3.今後家賃滞納が発生した場合に備えて行っておくべき事とは
家賃滞納が発生した時でも、慌てず対処できるようにしておくことが大切です。家賃滞納が起こった時に備えるためのポイントを3つご紹介します。
3-1.管理会社にお願いする
家賃滞納トラブルなどを含めた、家賃回収などの入居者対応を管理会社にお願いする方法があります。家賃の回収業務や管理を管理会社に依頼します。家賃滞納が起こらないよう管理を行ってくれるほか、家賃滞納が行った場合でも、入居者対応や、大家さんと入居者の間に入って交渉をしてくれる存在となります。
ただし、この際には管理会社選びが重要です。管理会社の中には受け身のところも多く、家賃滞納が起きてもすぐ動かず、数ヶ月滞納して初めて動くような管理会社もあります。任せっきりにしないようにして、事前にどのような対応を行うかをヒアリングしながら、管理会社を選ぶ必要があります。
3-2.保証会社に入る
家賃滞納に備えて、家賃保証会社の家賃保証サービスに入っておくという選択肢があります。家賃保証会社とは、入居者が家賃を延滞したとき、立替え払いをしてくれる会社のことを言います。保証会社サービスに入っておくことで、家賃滞納時のリスクを下げることが出来ます。特に不動産投資を行っている投資家にとっては、家賃収入を安定させ安定収入を得ることはできるようになります。
3-3.自分で対処法の知識を身に付けておく
管理会社や家賃保証会社などの選択肢を知っておく以外にも、家賃滞納が発生することを想定して、対処法の知識を身に付けておくことも重要です。1章でもお話したような、家賃滞納が起こるメカニズムを知っておけば、入居前の段階でも多少の想定が出来るようになります。
- ・入居審査をする
- ・入居者の収入をする
- ・親族連帯保証人を必須にする
こうした条件を設けることで、家賃滞納の可能性がある入居者を選別したり、滞納が起きた際の対処法の選択肢を増やすことが出来ます。家賃滞納は未然に防ぐことが難しい一方で、知識をつけておくことでリスクを下げることも出来ます。

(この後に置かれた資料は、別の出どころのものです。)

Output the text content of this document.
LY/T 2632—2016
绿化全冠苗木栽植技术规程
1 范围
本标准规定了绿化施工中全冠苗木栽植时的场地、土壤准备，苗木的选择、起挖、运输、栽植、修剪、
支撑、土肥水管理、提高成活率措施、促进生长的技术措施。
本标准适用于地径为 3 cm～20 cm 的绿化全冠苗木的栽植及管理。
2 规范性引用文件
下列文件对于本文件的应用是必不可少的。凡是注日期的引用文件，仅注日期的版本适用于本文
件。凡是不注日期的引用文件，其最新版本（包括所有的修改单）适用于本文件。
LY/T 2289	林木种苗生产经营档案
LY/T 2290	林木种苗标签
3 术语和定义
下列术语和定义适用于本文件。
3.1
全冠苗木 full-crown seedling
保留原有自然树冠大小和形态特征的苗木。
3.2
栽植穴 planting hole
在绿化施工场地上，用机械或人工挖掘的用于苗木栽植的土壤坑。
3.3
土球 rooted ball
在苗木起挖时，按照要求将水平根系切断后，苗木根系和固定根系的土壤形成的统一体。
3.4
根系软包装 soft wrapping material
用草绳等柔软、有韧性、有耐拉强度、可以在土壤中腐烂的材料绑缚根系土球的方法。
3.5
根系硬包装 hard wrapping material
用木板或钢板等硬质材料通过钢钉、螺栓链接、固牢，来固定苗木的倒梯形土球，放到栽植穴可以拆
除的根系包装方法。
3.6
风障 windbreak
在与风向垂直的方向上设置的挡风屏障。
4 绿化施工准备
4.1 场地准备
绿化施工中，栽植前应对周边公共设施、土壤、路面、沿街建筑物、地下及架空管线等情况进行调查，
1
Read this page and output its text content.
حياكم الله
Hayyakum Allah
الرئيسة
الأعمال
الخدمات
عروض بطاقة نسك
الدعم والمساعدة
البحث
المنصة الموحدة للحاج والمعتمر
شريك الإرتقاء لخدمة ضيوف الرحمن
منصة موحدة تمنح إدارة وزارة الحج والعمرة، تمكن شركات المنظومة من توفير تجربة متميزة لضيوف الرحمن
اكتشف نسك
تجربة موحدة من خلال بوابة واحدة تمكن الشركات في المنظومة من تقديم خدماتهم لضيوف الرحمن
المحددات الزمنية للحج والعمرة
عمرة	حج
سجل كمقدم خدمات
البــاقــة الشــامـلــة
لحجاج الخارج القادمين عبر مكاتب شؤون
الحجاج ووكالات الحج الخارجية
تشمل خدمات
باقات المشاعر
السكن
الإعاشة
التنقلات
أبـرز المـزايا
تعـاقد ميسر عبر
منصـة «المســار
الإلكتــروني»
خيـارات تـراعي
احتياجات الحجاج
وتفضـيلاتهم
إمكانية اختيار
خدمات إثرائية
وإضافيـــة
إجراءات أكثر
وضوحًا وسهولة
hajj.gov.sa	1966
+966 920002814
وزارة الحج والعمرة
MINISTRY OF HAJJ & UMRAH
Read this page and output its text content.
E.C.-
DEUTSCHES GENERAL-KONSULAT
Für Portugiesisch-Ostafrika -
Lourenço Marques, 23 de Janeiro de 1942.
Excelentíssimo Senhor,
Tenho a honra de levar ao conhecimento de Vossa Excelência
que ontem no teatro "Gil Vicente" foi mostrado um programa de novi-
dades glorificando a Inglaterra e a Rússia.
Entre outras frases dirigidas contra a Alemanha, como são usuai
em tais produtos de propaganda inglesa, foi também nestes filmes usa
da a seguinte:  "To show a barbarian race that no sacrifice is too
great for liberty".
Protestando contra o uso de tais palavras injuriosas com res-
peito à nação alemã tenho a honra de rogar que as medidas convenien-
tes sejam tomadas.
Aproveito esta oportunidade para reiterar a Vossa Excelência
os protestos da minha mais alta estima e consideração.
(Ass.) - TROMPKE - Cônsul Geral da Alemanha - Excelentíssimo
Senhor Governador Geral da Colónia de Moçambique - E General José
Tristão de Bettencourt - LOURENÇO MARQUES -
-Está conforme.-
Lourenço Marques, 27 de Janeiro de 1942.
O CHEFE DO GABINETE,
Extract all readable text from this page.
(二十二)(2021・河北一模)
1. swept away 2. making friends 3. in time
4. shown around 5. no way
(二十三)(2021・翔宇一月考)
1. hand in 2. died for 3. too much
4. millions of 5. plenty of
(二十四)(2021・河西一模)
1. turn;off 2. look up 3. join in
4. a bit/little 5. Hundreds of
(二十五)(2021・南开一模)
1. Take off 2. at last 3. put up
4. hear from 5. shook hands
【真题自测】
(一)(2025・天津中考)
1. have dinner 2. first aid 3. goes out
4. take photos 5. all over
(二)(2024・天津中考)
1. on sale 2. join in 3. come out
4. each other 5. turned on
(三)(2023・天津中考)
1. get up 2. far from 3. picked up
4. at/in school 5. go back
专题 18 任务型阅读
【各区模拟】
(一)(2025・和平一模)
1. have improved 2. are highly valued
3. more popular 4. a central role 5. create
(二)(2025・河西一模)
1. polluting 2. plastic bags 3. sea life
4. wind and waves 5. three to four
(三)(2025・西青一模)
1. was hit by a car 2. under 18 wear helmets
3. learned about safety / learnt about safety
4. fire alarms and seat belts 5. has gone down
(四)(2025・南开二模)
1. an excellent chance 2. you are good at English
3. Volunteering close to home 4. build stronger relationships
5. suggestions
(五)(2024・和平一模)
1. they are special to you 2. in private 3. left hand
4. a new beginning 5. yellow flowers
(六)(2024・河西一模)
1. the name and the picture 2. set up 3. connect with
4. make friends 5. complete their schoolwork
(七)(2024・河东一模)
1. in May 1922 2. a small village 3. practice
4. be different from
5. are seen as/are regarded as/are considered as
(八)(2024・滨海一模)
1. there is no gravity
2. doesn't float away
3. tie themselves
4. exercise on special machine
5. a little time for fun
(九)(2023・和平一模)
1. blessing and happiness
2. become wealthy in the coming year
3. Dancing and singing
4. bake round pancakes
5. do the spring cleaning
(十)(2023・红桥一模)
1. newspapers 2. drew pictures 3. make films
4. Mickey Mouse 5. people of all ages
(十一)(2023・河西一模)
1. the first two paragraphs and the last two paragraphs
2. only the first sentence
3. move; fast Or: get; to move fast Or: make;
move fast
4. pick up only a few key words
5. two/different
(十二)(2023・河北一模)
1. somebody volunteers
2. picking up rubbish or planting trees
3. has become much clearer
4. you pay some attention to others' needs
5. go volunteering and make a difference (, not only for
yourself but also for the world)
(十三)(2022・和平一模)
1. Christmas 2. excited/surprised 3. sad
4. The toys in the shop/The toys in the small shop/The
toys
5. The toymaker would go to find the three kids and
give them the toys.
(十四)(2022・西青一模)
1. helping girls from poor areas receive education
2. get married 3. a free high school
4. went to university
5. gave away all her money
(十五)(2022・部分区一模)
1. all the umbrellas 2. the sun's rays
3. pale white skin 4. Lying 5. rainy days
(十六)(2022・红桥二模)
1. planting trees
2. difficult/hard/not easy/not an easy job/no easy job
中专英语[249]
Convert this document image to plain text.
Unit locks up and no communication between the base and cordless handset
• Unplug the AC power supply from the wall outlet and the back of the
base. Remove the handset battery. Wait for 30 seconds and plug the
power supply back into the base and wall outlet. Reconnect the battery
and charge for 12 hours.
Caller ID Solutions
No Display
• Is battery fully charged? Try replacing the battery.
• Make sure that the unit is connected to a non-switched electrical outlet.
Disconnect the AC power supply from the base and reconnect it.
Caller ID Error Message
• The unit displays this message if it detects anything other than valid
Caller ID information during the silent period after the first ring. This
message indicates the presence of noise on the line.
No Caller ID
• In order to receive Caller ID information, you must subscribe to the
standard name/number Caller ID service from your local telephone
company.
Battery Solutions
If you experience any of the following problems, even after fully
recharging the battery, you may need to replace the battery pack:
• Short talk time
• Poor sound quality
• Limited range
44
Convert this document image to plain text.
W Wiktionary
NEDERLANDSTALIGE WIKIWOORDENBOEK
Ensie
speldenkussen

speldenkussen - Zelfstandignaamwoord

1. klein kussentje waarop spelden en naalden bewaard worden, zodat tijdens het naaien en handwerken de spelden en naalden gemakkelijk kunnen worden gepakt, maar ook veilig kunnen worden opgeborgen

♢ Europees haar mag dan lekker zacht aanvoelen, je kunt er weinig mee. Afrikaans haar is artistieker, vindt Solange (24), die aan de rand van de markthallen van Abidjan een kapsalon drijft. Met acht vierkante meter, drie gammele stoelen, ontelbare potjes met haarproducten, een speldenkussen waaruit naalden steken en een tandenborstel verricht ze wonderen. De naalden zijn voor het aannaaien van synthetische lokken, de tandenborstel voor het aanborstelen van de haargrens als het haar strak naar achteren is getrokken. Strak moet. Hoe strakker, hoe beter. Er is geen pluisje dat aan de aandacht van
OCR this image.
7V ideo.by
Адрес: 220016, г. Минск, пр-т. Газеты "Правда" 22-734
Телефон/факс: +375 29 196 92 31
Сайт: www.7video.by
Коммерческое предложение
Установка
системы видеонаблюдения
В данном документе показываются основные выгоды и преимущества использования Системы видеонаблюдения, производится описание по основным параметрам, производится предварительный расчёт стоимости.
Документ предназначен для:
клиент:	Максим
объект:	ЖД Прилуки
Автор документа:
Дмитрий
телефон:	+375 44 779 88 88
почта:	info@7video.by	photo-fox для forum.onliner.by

4.家賃滞納トラブルを避ける! ちょっと気を付けてみておくべき物件情報
家賃滞納トラブルへの対処法を3章でお伝えしましたが、その方法は入居者や入居の際に気を付けることがほとんどでした。その他にも、家賃滞納トラブルを避けるために、物件に注意するという視点があることもお伝えしておきます。
- ・家賃滞納リスクがありそうな物件は購入しないようにする
- ・審査が無し、保証人なし、の物件は家賃滞納リスクが高い
「こういう物件は、家賃滞納トラブルが多い」という知識を持っておくことで、そうした物件を購入することを避け、実際に購入した時でも、あらかじめリスクが高いことを想定して備えることも出来るようになります。不動産物件を購入してから、トラブルに悩まされたり慌てたりしないようにするためにも、家賃滞納が起こりやすい物件の条件を知っておくことも覚えておきましょう。
まとめ
1.家賃滞納が起こるメカニズム、対応を始めるタイミングを知っておきましょう。
2.支払う気がある・ないで対応は変わります。場合によっては法的措置も考える必要があります。
3.家賃滞納が起こることを想定して、対処法を身に付けておきましょう。
4.トラブルに繋がりそうな物件の条件を知っておき、なるべく避けるようにしましょう。
家賃滞納は大家さんの頭を悩ませるトラブルですが、知識を持ち、然るべき対応を取ることで適切に対処することが出来ます。必要なのはどのように対処すべきか、という知識を持つことです。法的手段も含めてどのように対処すべきか、方法を知っておくと安心です。
管理会社や保証会社と契約することで、ある程度の安心を買うことは出来ますが任せっきりも危険です。トラブルを避けるため、起こった時には適切な対処を行うためにも、大家自身が知識を持ち、自分自身でも対応出来るように備えておくことが大切です。